2. Müslüman kanını yine Müslüman akıtmaktadır. Yani Mısır’da Müslüman Müslüman’ı katletmektedir. Tıpkı, Suriye’de, tıpkı, Pakistan’da, tıpkı, Somali ve Irak’ta olduğu gibi…   

Her şey tartışmaya açık olabilir ama Mısır’da kan döküldüğü tartışma dışıdır… Herkesin gördüğü açık bir gerçektir.

Hadiseler uzun süredir devam ediyordu, arada bir ölüm vakası meydana geliyordu… Fakat 3 Temmuz darbesinin ardından ölümler arttı, nihayet katliam boyutuna vardı…

51 kişinin birden öldürülmesi, elbette halkta öfkeyi artırır, misilleme sesleri yükselir…

Nitekim önceki gün (09/07) gelen bir haber, “Mursi yandaşlarından silahlı adamların 2 askeri kaçırdığını, bir askeri feci şekilde dövdüğü”nü bildiriyor.

Bu emareler, büyük bir yangının ilk kıvılcımları gibi!

Dilimiz söylemeye varmıyor ama sanki Mısır’ı Suriye’ye benzetme çabaları var…

Bunu, iktidarı ele geçirenler, yanı Mısır Ordusu bilinçli olarak mı yapıyor?

Bi bakalım:

3 Temmuz gecesi yapılan açık-seçik bir darbedir…

Gel gelelim, darbeciler, hiç de darbe yapmış gibi davranmıyor, “darbenin gereğin”ni yerine getirmiyor!

Bütün dünya bilir ki darbeler yığınlara karşı yapılır… Yığınlar da darbeye karşı çıkar… Bunu bilen darbeciler de sert tedbirler alır, hürriyetleri kısıtlar…

Bikere, “darbe” demek, “sıkıyönetim” demektir.

“Sokağa çıkma yasağı” demektir…

“İletişime engeller getirmek” demektir…

Çünkü darbeye büyük bir direnç söz konusu olabilir ve bunu önleyecek tedbirler de bunlardır.

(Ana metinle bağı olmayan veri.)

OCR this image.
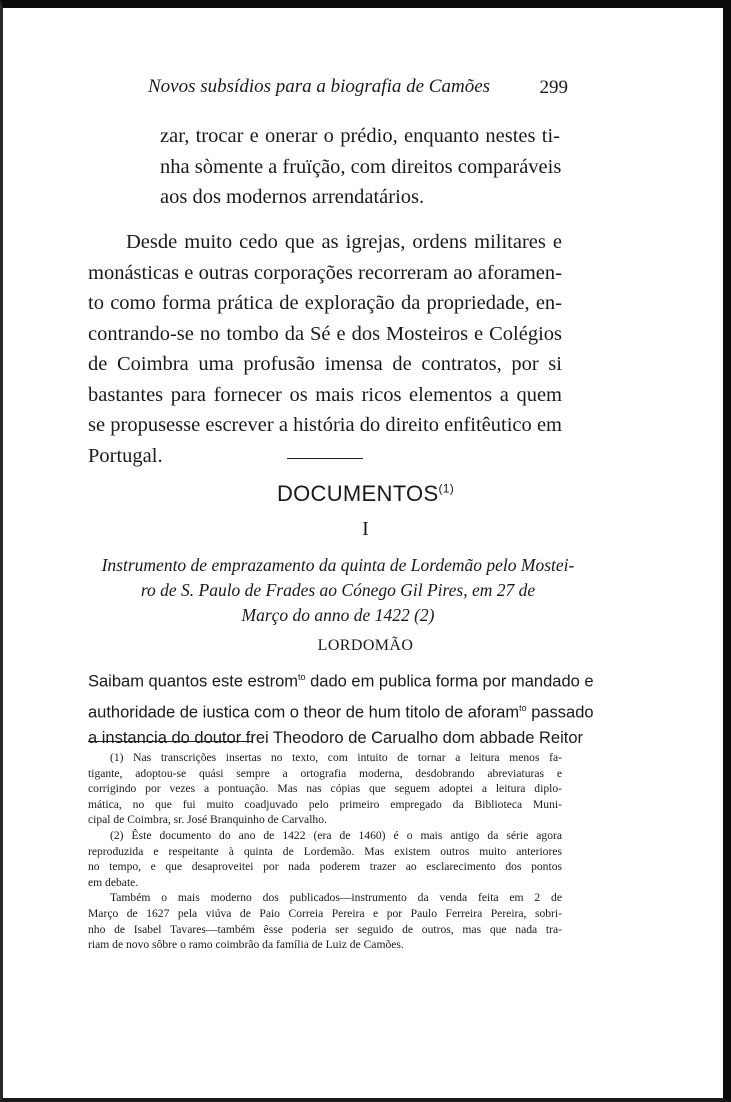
Novos subsídios para a biografia de Camões	299
zar, trocar e onerar o prédio, enquanto nestes ti-
nha sòmente a fruïção, com direitos comparáveis
aos dos modernos arrendatários.
Desde muito cedo que as igrejas, ordens militares e
monásticas e outras corporações recorreram ao aforamen-
to como forma prática de exploração da propriedade, en-
contrando-se no tombo da Sé e dos Mosteiros e Colégios
de Coimbra uma profusão imensa de contratos, por si
bastantes para fornecer os mais ricos elementos a quem
se propusesse escrever a história do direito enfitêutico em
Portugal.
DOCUMENTOS$^{(1)}$
I
Instrumento de emprazamento da quinta de Lordemão pelo Mostei-
ro de S. Paulo de Frades ao Cónego Gil Pires, em 27 de
Março do anno de 1422 (2)
LORDOMÃO
Saibam quantos este estrom$^{to}$ dado em publica forma por mandado e
authoridade de iustica com o theor de hum titolo de aforam$^{to}$ passado
a instancia do doutor frei Theodoro de Carualho dom abbade Reitor
(1) Nas transcrições insertas no texto, com intuito de tornar a leitura menos fa-
tigante, adoptou-se quási sempre a ortografia moderna, desdobrando abreviaturas e
corrigindo por vezes a pontuação. Mas nas cópias que seguem adoptei a leitura diplo-
mática, no que fui muito coadjuvado pelo primeiro empregado da Biblioteca Muni-
cipal de Coimbra, sr. José Branquinho de Carvalho.
(2) Êste documento do ano de 1422 (era de 1460) é o mais antigo da série agora
reproduzida e respeitante à quinta de Lordemão. Mas existem outros muito anteriores
no tempo, e que desaproveitei por nada poderem trazer ao esclarecimento dos pontos
em debate.
Também o mais moderno dos publicados—instrumento da venda feita em 2 de
Março de 1627 pela viúva de Paio Correia Pereira e por Paulo Ferreira Pereira, sobri-
nho de Isabel Tavares—também êsse poderia ser seguido de outros, mas que nada tra-
riam de novo sôbre o ramo coimbrão da família de Luiz de Camões.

Mısırlı generallerin bunları bilmemesine imkân var mı?

Yok fakat darbenin gerektirdiği hiçbir kısıtlamaya gittikleri de görülmüyor.

Herkes istediği gibi toplanabiliyor, yürüyüş yapabiliyor, yurtiçi-yurtdışı görüşebiliyor… Askerî birliklere, kışlalara, karargâhlara yürüyebiliyor oraların önünde sabahlayabiliyor.

Yani her türlü muhalefet ve eylem serbest!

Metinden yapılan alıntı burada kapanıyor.